1. Field of the Invention
The present invention relates to an on-vehicle electronic control device, for example, an electronic control device incorporating a microprocessor used for performing fuel supply control for a vehicle engine, control of a throttle valve for air supply, or the like.
2. Description of the Related Art
In such an on-vehicle electronic control device as described above, as an anomaly diagnosis for a microprocessor that functions in cooperation with a program memory, runaway of the microprocessor is monitored using a watchdog timer, and program anomalies are monitored using a checksum.
Also, in an on-vehicle electronic control device equipped with an auxiliary microprocessor that is serially connected to the above-mentioned microprocessor and functions in cooperation with the microprocessor, a checksum is also performed on send/receive data in order to check communication data.
Up to now, there is proposed an “on-vehicle electronic control device” in which in order to self-check contents of a control program for a microprocessor by the microprocessor, the control program is divided into a plurality of segments to perform a checksum, thereby reducing a processing load of the microprocessor (see, for example, JP 2001-227402 A).
However, according to JP 2001-227402 A, there is a problem of degraded reliability in that an anomaly diagnosis for a program in question is performed based on the self-checking by the program in question per se. In addition, it is not guaranteed that the checksum is executed on a regular basis.
Up to now, there is proposed a “duplex asynchronous microcomputer system fault detector” in which a pair of microcomputers perform a checksum on one another, and upon detection of anomalies, stop watchdog signals corresponding to respective watchdog timers to cut off control outputs (see, for example, JP 06-259267 A).
According to JP 06-259267 A, there is a problem in that mutual transmission of data for a checksum cause an increase of input/output points of both the microcomputers.

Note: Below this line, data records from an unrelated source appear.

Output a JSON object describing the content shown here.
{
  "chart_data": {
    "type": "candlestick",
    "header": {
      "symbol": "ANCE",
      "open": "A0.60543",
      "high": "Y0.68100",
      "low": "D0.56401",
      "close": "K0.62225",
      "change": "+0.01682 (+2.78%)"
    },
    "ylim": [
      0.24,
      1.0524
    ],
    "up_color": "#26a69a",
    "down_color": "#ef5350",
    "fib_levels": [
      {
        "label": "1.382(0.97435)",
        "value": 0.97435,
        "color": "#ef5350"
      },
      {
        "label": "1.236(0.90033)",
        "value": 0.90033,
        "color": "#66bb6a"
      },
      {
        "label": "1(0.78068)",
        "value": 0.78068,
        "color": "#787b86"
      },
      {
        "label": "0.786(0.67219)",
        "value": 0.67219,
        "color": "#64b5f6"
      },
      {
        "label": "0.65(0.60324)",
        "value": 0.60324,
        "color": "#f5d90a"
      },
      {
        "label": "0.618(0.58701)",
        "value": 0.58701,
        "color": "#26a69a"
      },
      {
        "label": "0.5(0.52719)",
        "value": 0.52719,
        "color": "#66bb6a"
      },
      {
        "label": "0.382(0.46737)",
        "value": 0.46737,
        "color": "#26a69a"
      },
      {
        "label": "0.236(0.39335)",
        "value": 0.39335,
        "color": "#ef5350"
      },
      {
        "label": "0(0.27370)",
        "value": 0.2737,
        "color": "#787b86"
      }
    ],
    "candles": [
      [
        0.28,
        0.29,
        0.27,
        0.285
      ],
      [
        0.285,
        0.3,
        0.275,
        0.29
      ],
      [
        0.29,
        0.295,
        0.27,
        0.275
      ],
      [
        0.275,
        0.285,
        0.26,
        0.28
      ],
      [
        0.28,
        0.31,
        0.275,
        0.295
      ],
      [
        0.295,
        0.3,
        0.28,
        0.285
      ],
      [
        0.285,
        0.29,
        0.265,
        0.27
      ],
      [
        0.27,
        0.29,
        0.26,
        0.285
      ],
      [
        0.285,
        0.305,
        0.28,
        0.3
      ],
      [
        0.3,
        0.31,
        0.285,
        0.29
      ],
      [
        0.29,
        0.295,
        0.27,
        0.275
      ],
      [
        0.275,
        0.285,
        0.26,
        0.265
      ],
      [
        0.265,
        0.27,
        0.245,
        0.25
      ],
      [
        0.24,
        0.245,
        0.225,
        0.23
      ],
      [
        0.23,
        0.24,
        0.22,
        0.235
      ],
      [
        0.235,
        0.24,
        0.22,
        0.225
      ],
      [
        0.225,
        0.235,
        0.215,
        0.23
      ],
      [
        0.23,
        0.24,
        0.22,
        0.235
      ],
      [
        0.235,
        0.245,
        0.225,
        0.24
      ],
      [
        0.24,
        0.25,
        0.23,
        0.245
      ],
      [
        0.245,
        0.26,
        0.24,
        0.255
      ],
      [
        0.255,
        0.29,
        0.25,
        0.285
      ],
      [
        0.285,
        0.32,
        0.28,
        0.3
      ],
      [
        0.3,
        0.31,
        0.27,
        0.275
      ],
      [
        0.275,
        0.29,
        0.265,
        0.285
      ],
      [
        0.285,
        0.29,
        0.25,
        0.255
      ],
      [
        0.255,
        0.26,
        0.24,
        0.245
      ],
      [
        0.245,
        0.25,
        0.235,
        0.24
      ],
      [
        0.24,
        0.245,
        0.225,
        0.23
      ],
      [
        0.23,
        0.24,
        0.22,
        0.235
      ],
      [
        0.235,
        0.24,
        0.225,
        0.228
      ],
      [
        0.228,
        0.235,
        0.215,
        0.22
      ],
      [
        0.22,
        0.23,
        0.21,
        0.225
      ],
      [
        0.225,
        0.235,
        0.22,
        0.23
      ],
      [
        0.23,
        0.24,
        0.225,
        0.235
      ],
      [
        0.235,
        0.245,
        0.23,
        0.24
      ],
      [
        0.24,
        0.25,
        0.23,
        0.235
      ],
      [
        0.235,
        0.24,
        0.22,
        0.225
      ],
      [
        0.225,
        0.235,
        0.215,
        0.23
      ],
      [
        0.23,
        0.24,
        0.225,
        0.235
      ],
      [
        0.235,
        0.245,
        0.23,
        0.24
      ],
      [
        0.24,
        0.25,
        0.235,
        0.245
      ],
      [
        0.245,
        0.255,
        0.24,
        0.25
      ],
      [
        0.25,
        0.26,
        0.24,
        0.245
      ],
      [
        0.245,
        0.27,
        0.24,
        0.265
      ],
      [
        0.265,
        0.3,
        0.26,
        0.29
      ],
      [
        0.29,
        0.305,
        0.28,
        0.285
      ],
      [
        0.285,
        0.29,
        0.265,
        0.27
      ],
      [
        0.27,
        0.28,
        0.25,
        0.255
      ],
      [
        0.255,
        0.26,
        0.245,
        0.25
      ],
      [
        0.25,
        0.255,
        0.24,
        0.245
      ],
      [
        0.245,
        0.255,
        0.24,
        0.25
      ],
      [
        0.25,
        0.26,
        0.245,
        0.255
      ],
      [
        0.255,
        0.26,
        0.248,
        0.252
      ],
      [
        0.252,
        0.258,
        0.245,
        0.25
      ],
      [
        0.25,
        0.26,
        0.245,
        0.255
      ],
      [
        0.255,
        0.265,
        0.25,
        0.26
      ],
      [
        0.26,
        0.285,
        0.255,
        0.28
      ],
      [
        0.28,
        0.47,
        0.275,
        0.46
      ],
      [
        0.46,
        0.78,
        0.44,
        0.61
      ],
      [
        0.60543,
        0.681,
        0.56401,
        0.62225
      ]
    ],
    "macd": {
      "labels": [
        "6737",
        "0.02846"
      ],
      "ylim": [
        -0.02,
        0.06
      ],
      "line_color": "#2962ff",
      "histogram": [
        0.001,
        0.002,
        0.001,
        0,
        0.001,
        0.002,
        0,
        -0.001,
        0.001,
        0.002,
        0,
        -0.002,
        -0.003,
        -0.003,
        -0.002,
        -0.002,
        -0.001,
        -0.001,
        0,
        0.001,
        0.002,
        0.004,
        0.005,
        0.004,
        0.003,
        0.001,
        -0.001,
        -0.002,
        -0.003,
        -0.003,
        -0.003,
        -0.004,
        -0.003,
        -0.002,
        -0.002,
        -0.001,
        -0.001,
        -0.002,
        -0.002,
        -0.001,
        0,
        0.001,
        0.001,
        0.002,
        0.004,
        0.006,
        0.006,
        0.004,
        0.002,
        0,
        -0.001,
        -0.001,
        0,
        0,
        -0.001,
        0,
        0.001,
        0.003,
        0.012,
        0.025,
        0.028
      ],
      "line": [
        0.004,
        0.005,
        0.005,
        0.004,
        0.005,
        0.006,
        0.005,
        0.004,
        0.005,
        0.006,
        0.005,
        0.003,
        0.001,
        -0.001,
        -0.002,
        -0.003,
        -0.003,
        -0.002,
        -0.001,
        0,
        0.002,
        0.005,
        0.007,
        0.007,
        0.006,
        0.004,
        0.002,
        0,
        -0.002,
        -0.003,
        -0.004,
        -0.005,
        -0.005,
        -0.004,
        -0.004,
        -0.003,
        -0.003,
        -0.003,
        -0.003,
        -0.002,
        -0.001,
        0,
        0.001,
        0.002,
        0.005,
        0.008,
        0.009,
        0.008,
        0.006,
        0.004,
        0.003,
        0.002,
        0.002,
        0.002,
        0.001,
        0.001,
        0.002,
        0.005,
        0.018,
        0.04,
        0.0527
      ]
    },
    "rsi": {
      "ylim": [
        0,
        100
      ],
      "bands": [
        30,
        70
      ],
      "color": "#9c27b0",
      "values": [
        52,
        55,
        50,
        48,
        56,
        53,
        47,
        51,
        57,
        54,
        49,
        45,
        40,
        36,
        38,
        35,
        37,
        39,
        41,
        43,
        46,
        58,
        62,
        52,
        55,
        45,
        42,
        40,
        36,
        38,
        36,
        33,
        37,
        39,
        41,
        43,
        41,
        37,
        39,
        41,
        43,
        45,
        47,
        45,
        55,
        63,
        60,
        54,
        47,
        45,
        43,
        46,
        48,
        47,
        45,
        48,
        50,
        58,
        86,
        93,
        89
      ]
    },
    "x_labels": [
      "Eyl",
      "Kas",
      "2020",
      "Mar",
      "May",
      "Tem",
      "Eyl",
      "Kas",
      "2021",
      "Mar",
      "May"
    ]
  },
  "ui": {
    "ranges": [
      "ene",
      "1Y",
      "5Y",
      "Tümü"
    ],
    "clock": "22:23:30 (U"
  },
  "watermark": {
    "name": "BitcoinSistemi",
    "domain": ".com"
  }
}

In addition, it is not guaranteed that the checksum is executed on a regular basis.
Further, up to now, there is proposed a “method of monitoring operations of two CPUs” which causes a system composed of two CPUs, a main CPU and a sub-CPU, to perform the following operations (see, for example, JP 05-081222 A). That is, in the case where the main CPU runs away out of control or is disabled, the two CPUs are both initiated and reactivated in response to a reset signal outputted from a watchdog timer circuit that is externally provided. In the case where the sub-CPU runs away out of control or is disabled, the main CPU monitors the fault, and a reset signal is outputted from the main CPU to the sub-CPU to initiate and reactivate the sub-CPU.
According to JP 05-081222 A, there is a problem in that if a microcomputer is reactivated in response to a reset pulse, a vehicle driver cannot recognize temporal occurrence of runaway of the microprocessor.
Meanwhile, up to now, there is proposed a “digital processor” in which when an anomaly is detected in a microcomputer by a watchdog timer, the operation of the microcomputer is completely stopped, and in order to recover the microcomputer, it is only after temporarily cutting off operational power supply to the microcomputer that the power is supplied again for the recovery (see, for example, JP 08-339308 A).
In this case, the microcomputer is not reactivated until a vehicle driver opens/closes a power switch. Thus, the above-mentioned digital processor has a feature that the vehicle driver can recognize the anomaly occurring in the microprocessor.
However, there is an inconvenience that a temporal malfunction due to noise forces a vehicle into stopping.
Further, up to now, there are proposed techniques related to the above such as an “input and output processing IC” (see, for example, JP 07-013912 A) and a “data communication equipment” (see, for example, JP 05-128065 A). JP 07-013912 A and JP 05-128065 A show that a microprocessor is serially connected with an input/output circuit and a slave microprocessor, respectively, and refer to a checksum with respect to serial communication data.
Also, there is proposed an “on-vehicle electronic control device” which relates to a pair of microprocessors performing serial communication with each other, and includes checksum means for communication data (see, for example, JP 07-269409 A).
The respective publications cited above relate strictly to a checksum involving communication data, and not to a checksum with respect to contents of a program memory.
All of the conventional techniques as described above have a problem in that cooperation and function allocation are not sufficiently realized when performing runaway monitoring and a checksum for a microprocessor and a program memory, and the functions individually processed fail to guarantee sufficient reliability of performance.